Al mismo tiempo que las religiones de misterios, y en algunos respectos (como en el referente a Plotino) anteriormente a ellas, se inyecta en Grecia un tercer tipo de problema en torno a Dios, motivado por la entrada del Dios del cristianismo. Después de los dioses clásicos griegos, y junto a los dioses orientales, el Dios de Israel y del Nuevo Testamento. La razón griega se propone pensarlo conceptualmente con los órganos mentales de la metafísica de Platón, de Aristóteles, de la Stoa y del neoplatonismo sobre todo: es la creación de la teología griega, la teología de los primeros Padres de la Iglesia y, sobre todo, de la primera teología sistemática y especulativa: la de Orígenes. Esta teología unas veces de carácter más neoplatónico, otras de carácter más aristotélico, se expande por el mundo siguiendo dos rutas distintas. La una, desde el mundo helenístico, envolviendo a Roma, va a difundirse por el resto de Europa: es la obra de los Padres griegos y latinos. Por otro lado, va a pasar del mundo helenístico a Oriente, y especialmente a Siria, por los [349] Padres griegos y orientales. En esta fermentación intelectual se va a producir al primer choque entre la filosofía griega y la teología neotestamentaria, choque que adquirió estado y resolución en las reuniones conciliares de Nicea, Constantinopla, Efeso y Calcedonia. Se producen entonces las primeras escisiones. Aparte del arrianismo (que se difunde en Europa muy extensamente, pero que no afecta a nuestro problema), monofisistas y nestorianos (éstos de inspiración preferentemente aristotélica) huyen de Siria al cerrarse la Escuela de Edesa, y se refugian en Persia. Persia, el único país que Roma no logró dominar y que no se romanizó, mantuvo con Grecia un canje intelectual difícil de precisar, pero innegable, y se convierte en este momento en el refugio de la filosofía griega y más especialmente del neoplatonismo, del estoicismo y, sobre todo, del aristotelismo, mirado con sospecha por la teología de los concilios.

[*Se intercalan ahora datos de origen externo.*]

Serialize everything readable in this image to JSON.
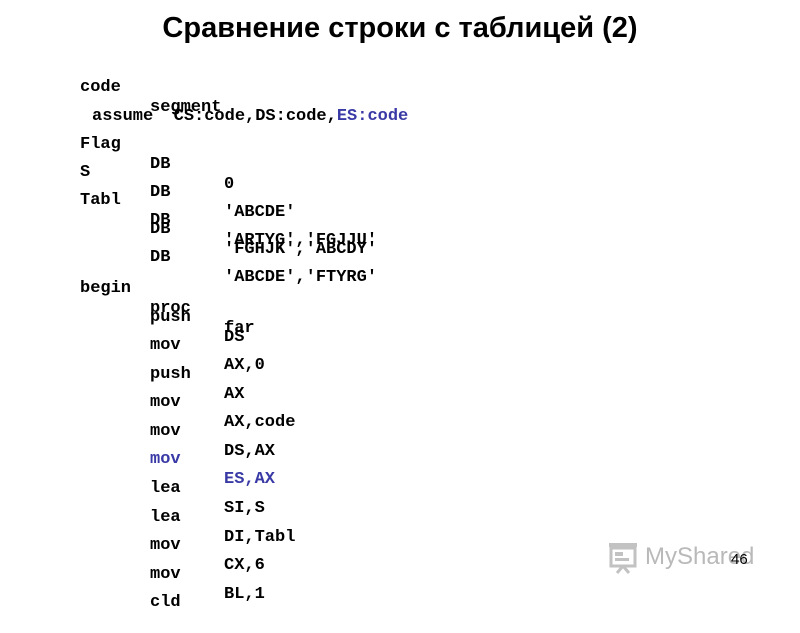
{
  "slide": {
    "title": "Сравнение строки с таблицей (2)",
    "page_number": "46"
  },
  "watermark": {
    "text": "MyShared"
  },
  "colors": {
    "text": "#000000",
    "highlight": "#3a3aa6",
    "watermark": "#b9b9b9"
  },
  "code": {
    "line1": {
      "c1": "code",
      "c2": "segment"
    },
    "line2": {
      "part1": "assume  CS:code,DS:code,",
      "part2": "ES:code"
    },
    "line3": {
      "c1": "Flag",
      "c2": "DB",
      "c3": "0"
    },
    "line4": {
      "c1": "S",
      "c2": "DB",
      "c3": "'ABCDE'"
    },
    "line5": {
      "c1": "Tabl",
      "c2": "DB",
      "c3": "'ARTYG','FGJJU'"
    },
    "line6": {
      "c2": "DB",
      "c3": "'FGHJK','ABCDY'"
    },
    "line7": {
      "c2": "DB",
      "c3": "'ABCDE','FTYRG'"
    },
    "line8": {
      "c1": "begin",
      "c2": "proc",
      "c3": "far"
    },
    "line9": {
      "c2": "push",
      "c3": "DS"
    },
    "line10": {
      "c2": "mov",
      "c3": "AX,0"
    },
    "line11": {
      "c2": "push",
      "c3": "AX"
    },
    "line12": {
      "c2": "mov",
      "c3": "AX,code"
    },
    "line13": {
      "c2": "mov",
      "c3": "DS,AX"
    },
    "line14": {
      "c2": "mov",
      "c3": "ES,AX"
    },
    "line15": {
      "c2": "lea",
      "c3": "SI,S"
    },
    "line16": {
      "c2": "lea",
      "c3": "DI,Tabl"
    },
    "line17": {
      "c2": "mov",
      "c3": "CX,6"
    },
    "line18": {
      "c2": "mov",
      "c3": "BL,1"
    },
    "line19": {
      "c2": "cld"
    }
  }
}
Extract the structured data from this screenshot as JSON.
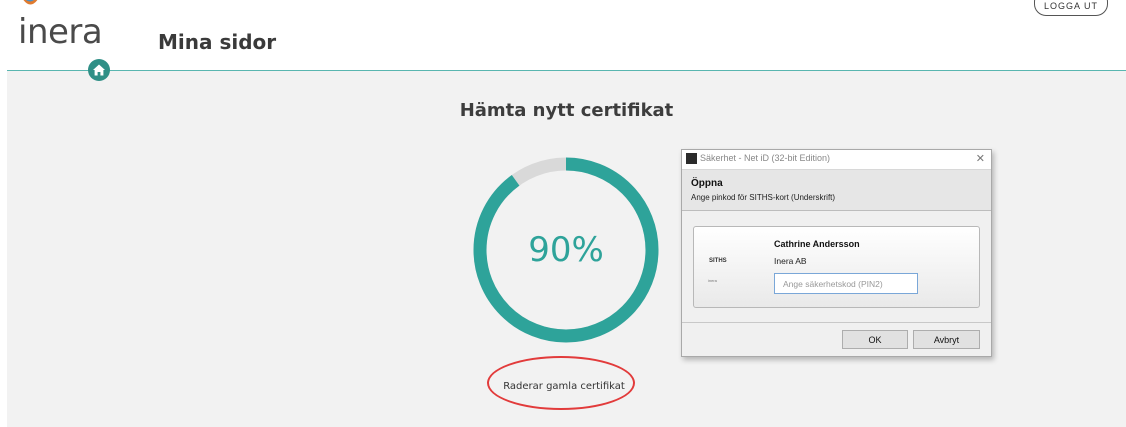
{
  "header": {
    "logo_text": "inera",
    "site_title": "Mina sidor",
    "logout_label": "LOGGA UT"
  },
  "main": {
    "heading": "Hämta nytt certifikat",
    "progress": {
      "value": 0.9,
      "label": "90%"
    },
    "status_text": "Raderar gamla certifikat"
  },
  "dialog": {
    "title": "Säkerhet - Net iD (32-bit Edition)",
    "heading": "Öppna",
    "instruction": "Ange pinkod för SITHS-kort (Underskrift)",
    "card": {
      "logo_text": "SITHS",
      "logo_subtext": "inera",
      "name": "Cathrine Andersson",
      "organization": "Inera AB",
      "pin_placeholder": "Ange säkerhetskod (PIN2)",
      "pin_value": ""
    },
    "ok_label": "OK",
    "cancel_label": "Avbryt"
  },
  "colors": {
    "accent": "#2ea39a",
    "track": "#d9d9d9",
    "annotation": "#e23b3b",
    "background": "#f2f2f2"
  },
  "icons": {
    "home": "home-icon",
    "close": "close-icon",
    "app": "netid-app-icon"
  }
}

Prolongando estas dos rutas la razón especulativa va a desembocar en la Edad Media europea. Por los Padres latinos se va a constituir la tradición, bastante pobre intelectualmente, de la Europa cristiana anterior al siglo x. Por la otra vía, desde Persia iranios islamizados y musulmanes darán el gran empuje creador de la filosofía islámica, que transmite la filosofía griega y crea el cuadro de la sistematización del problema de Dios. A través de los árabes, y en forma árabe, esta especulación llega al mundo europeo por conducto de España; en España se ha desarrollado la misma especulación no sólo en la línea cristiana, sino en la del judaísmo. Ambos movimientos, el Occidental y el Oriental, confluyen en París a partir de los siglos xi y xii aproximadamente. El resultado fue, por un lado, una forma de augustinismo medieval, inspirado preferentemente en la metafísica de Plotino y Avicena, y de otro el tomismo, inspirado preferentemente en la doctrina de Aristóteles y Averroes. Así se crea el cauce relativamente unitario por el que va a transcurrir el pensamiento especulativo acerca de Dios a lo largo de la historía europea, pasando por Enrique de Gante, Escoto y Ockam hasta Suárez.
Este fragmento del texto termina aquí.